La socialisation culturelle est l’un des plus anciens sujets d'analyse des sciences sociales, quels en sont les enjeux contemporains (genre, classe sociale, origine ethno-nationale, etc.) ?
Dominique Pasquier – Le genre et l'origine ethnique me semblent être les deux enjeux ayant été peu traités dans les premiers travaux sur la socialisation culturelle, à commencer par ceux de Pierre Bourdieu. On sait depuis la fin des années 1990 à quel point le différentiel de réussite scolaire entre garçons et filles – à l’avantage de ces dernières, rappelons-le – joue sur leur rapport à la culture dans de très nombreux domaines, à commencer par la lecture. Il reste encore beaucoup à faire, surtout en France, sur l’effet de l’origine ethnique. Bertrand Geay a évoqué dans sa conférence à ce colloque l’effet des formes de maternage des populations sub-sahariennes sur l’acquisition de l’autonomie des très jeunes enfants. Tout cela reste à approfondir.
Il reste encore beaucoup à faire, surtout en France, sur l’effet de l’origine ethnique.
Dominique Pasquier
Modesto Gayo-Cal – Si l'on parle de manière assez large et si l'on considère le domaine des inégalités culturelles, la classe sociale reste un concept central. Ainsi, les chercheurs et les chercheuses ont analysé la production des inégalités en les considérant comme la reconduction, d’une génération à l’autre, de privilèges hérités en termes de capital culturel. Certains chercheurs se concentrent alors sur l’analyse de l’inégale rentabilité des diplômes en termes de professions et de revenus ; d'autres se penchent de manière approfondie sur les processus d’incorporation au long cours des cultures et manières de faire. Des approches plus intersectionnelles, mobilisant le genre, la classe et l'origine ethnique, etc., pour examiner les processus de (re)production de privilèges se développent et sont bienvenues.
Dominique Pasquier, vous avez beaucoup travaillé sur les enjeux de socialisation liés aux technologies d’information et de communication (TICs) et, plus récemment, aux classes populaires : en quoi cela renouvelle-t-il les analyses de la socialisation ?

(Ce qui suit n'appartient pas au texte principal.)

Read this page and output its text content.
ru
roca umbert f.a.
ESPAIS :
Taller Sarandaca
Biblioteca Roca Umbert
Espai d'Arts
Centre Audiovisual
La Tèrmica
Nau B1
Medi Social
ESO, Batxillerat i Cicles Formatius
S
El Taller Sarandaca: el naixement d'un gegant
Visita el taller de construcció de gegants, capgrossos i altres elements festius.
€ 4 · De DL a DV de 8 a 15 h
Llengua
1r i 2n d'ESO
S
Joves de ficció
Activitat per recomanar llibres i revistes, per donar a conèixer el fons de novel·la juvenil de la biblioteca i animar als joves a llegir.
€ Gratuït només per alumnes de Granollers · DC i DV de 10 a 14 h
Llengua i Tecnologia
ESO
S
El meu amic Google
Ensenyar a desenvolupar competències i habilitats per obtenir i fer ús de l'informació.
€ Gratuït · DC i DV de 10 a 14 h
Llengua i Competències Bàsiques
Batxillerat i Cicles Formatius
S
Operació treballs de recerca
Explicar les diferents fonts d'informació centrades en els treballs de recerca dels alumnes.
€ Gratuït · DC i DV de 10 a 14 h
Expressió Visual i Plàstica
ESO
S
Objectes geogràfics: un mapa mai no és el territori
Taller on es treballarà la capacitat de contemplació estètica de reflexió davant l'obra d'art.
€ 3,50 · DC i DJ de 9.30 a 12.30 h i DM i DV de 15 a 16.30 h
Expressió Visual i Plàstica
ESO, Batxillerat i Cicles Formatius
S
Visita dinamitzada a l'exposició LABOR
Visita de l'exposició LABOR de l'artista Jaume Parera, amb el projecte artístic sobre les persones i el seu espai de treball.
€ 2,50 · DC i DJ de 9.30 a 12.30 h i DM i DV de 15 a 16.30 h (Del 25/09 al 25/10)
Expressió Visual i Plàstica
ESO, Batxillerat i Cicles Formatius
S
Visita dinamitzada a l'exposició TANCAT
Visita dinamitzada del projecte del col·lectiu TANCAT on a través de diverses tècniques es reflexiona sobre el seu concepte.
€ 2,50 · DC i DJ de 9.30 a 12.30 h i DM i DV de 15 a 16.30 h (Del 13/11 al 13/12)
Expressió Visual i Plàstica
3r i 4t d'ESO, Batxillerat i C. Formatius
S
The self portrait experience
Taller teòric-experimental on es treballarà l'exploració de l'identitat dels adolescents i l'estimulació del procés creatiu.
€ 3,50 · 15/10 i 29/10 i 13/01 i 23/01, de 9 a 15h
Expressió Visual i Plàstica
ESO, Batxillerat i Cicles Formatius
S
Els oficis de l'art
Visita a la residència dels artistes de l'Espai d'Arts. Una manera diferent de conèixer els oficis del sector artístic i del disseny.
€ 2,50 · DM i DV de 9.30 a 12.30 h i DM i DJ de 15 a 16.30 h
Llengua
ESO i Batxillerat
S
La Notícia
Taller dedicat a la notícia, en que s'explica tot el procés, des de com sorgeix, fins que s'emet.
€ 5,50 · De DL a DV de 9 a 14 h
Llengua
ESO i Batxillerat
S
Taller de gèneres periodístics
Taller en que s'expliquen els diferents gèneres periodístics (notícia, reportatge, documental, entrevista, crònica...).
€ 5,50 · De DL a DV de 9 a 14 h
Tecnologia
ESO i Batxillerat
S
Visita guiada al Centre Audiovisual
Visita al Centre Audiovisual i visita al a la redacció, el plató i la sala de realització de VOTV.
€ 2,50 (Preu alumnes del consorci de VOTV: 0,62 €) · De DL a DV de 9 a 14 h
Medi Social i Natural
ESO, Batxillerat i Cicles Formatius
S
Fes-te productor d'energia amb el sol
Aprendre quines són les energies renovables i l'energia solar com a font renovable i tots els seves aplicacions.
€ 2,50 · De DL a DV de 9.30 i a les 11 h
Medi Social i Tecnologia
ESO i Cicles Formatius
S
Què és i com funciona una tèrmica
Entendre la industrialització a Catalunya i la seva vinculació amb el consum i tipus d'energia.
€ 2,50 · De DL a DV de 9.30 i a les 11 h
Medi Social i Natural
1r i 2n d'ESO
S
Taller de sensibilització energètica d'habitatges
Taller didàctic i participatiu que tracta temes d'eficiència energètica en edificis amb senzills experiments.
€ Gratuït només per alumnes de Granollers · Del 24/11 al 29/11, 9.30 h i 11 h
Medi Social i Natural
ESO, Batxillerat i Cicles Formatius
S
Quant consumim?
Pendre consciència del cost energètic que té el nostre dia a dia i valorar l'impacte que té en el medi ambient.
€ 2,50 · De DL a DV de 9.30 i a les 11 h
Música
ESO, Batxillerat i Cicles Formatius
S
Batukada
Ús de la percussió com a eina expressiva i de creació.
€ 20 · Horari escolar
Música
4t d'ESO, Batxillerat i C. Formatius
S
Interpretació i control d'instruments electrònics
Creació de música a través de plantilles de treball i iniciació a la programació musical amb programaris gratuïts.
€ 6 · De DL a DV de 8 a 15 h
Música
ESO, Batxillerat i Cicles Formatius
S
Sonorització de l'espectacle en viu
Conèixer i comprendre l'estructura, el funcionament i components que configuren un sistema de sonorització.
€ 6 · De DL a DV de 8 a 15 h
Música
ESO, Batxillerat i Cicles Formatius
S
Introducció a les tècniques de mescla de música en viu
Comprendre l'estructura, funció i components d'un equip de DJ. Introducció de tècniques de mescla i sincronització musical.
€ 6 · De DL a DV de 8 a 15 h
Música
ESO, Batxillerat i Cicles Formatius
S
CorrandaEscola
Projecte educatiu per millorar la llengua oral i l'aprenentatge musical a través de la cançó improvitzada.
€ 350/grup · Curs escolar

Dominique Pasquier – Le numérique a profondément bouleversé le rapport à la culture et à la communication, et ce dans tous les milieux sociaux, en offrant notamment accès à une offre culturelle démultipliée. Mais le capital culturel du consommateur reste le facteur déterminant dans l’appropriation de cette offre : les outils numériques ne sont pas porteurs d’ouverture culturelle en soi. Dans une enquête sur l’appropriation d’Internet dans des foyers populaires de la France rurale (L’Internet des familles modestes, Presses des Mines, 2018), j’ai pu constater que les usages de ces nouveaux internautes étaient différents de ceux des populations diplômées qui s’étaient emparés d’Internet avant eux : le passage par l’écrit leur posant problème, ils échangent beaucoup à travers des images et des vidéos trouvées en ligne, et optent pour les sites et les réseaux sociaux qui demandent le moins une écriture formelle. Par ailleurs, ils créent peu de contenus sur Internet et la famille reste au centre de leurs réseaux d’échange. En revanche, il se produit clairement une ouverture du côté du rapport au savoir, que ce soit à travers des recherches sur la santé, le travail scolaire des enfants ou leur métier. Les tutoriels marquent aussi une rupture en ouvrant vers de nouvelles manières de faire ou d’apprendre. Cette dimension d’internet comme « seconde école » mérite d’être creusée dans le cadre d’une réflexion sur la socialisation.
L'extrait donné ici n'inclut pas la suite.